SURAU.CO – Setiap tahun, umat Islam di seluruh penjuru tanah air memperingati Maulid Nabi Muhammad SAW. Di masjid, mushola, dan langgar, jamaah melantunkan shalawat dengan penuh khidmat. Di podium-podium, para penceramah mengingatkan jamaah tentang kemuliaan akhlak Nabi: kejujuran, kesederhanaan, kasih sayang, serta keadilan. Namun, jika dicermati lebih jauh, ada satu dimensi penting dari keteladanan Nabi yang sering luput dari perhatian: Nabi Muhammad bukan hanya teladan pribadi, melainkan juga seorang kepala negara yang menjalankan kepemimpinan politik. Ia membangun masyarakat Madinah dengan tata kelola politik yang adil, terbuka, dan berpihak kepada rakyat kecil.
Berbeda dengan teladan itu, demokrasi Indonesia hari ini justru menunjukkan ironi. Media sering memberitakan bahwa anggota DPR menerima gaji dan tunjangan hingga ratusan juta rupiah per bulan, bebas pajak, bahkan mendapat jaminan pensiun seumur hidup. Namun, banyak orang yang mempertanyakan kualitas legislasi yang mereka hasilkan. Banyak undang-undang yang lahir bukan untuk kepentingan rakyat, melainkan untuk melanggengkan hak istimewa elite politik atau kelompok tertentu yang memiliki modal besar.
Di sisi lain, eksekutif juga sering mengecewakan publik. Pemerintah menerbitkan kebijakan yang sering mengabaikan kepentingan rakyat. Harga kebutuhan pokok terus melambung, tarif pajak meningkat, tata kelola sumber daya alam lebih menguntungkan investor dibandingkan masyarakat sekitar, dan program perlindungan sosial sering kali hanya menjadi jargon. Rakyat pun merasa terpinggirkan, sementara para pemimpin politik menikmati kenyamanan dari kursi kekuasaan.

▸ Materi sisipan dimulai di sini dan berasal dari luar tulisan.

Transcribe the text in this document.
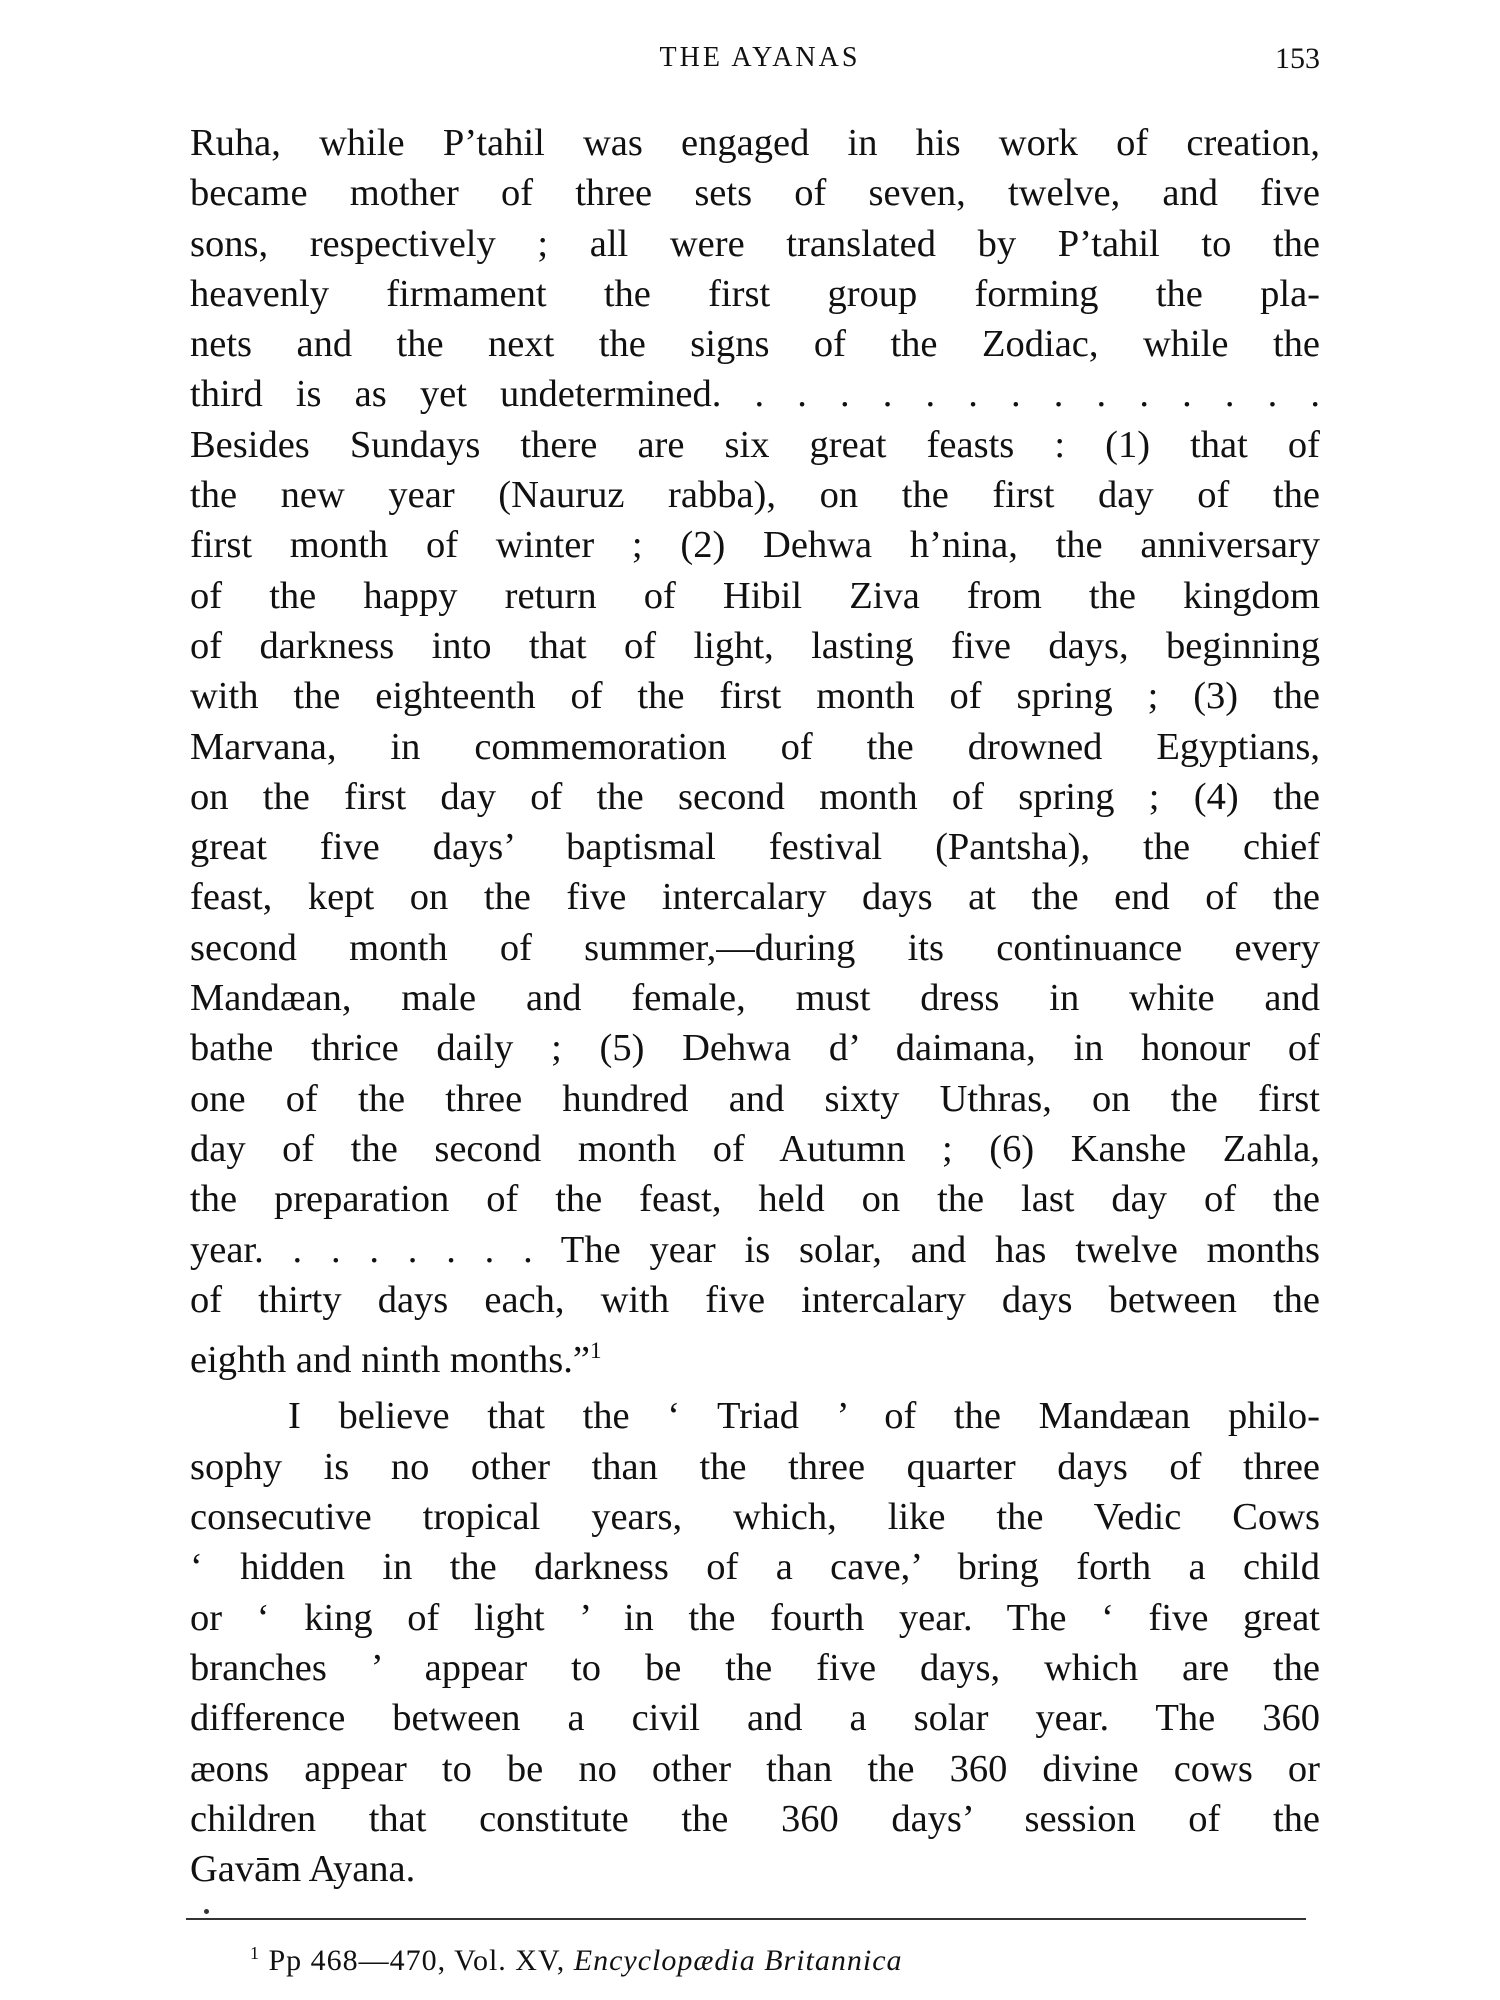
THE AYANAS	153
Ruha, while P’tahil was engaged in his work of creation,
became mother of three sets of seven, twelve, and five
sons, respectively ; all were translated by P’tahil to the
heavenly firmament the first group forming the pla-
nets and the next the signs of the Zodiac, while the
third is as yet undetermined. . . . . . . . . . . . . . .
Besides Sundays there are six great feasts : (1) that of
the new year (Nauruz rabba), on the first day of the
first month of winter ; (2) Dehwa h’nina, the anniversary
of the happy return of Hibil Ziva from the kingdom
of darkness into that of light, lasting five days, beginning
with the eighteenth of the first month of spring ; (3) the
Marvana, in commemoration of the drowned Egyptians,
on the first day of the second month of spring ; (4) the
great five days’ baptismal festival (Pantsha), the chief
feast, kept on the five intercalary days at the end of the
second month of summer,—during its continuance every
Mandæan, male and female, must dress in white and
bathe thrice daily ; (5) Dehwa d’ daimana, in honour of
one of the three hundred and sixty Uthras, on the first
day of the second month of Autumn ; (6) Kanshe Zahla,
the preparation of the feast, held on the last day of the
year. . . . . . . . The year is solar, and has twelve months
of thirty days each, with five intercalary days between the
eighth and ninth months.”$^1$
I believe that the ‘ Triad ’ of the Mandæan philo-
sophy is no other than the three quarter days of three
consecutive tropical years, which, like the Vedic Cows
‘ hidden in the darkness of a cave,’ bring forth a child
or ‘ king of light ’ in the fourth year. The ‘ five great
branches ’ appear to be the five days, which are the
difference between a civil and a solar year. The 360
æons appear to be no other than the 360 divine cows or
children that constitute the 360 days’ session of the
Gavām Ayana.
$^1$ Pp 468—470, Vol. XV, Encyclopædia Britannica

Padahal, jika kita meneladani Nabi Muhammad SAW, kita akan menemukan model kepemimpinan yang jauh berbeda. Nabi tidak pernah membangun istana megah untuk dirinya sendiri. Ia hidup di tengah umat, ikut merasakan derita, dan berbagi rasa dengan mereka. Rumahnya sederhana, pakaiannya biasa, dan hidupnya jauh dari fasilitas istimewa. Sebagai kepala negara, ia menolak menggunakan kekayaan negara untuk keluarganya. Nabi menempatkan kekuasaan sebagai amanah besar, bukan sebagai keistimewaan.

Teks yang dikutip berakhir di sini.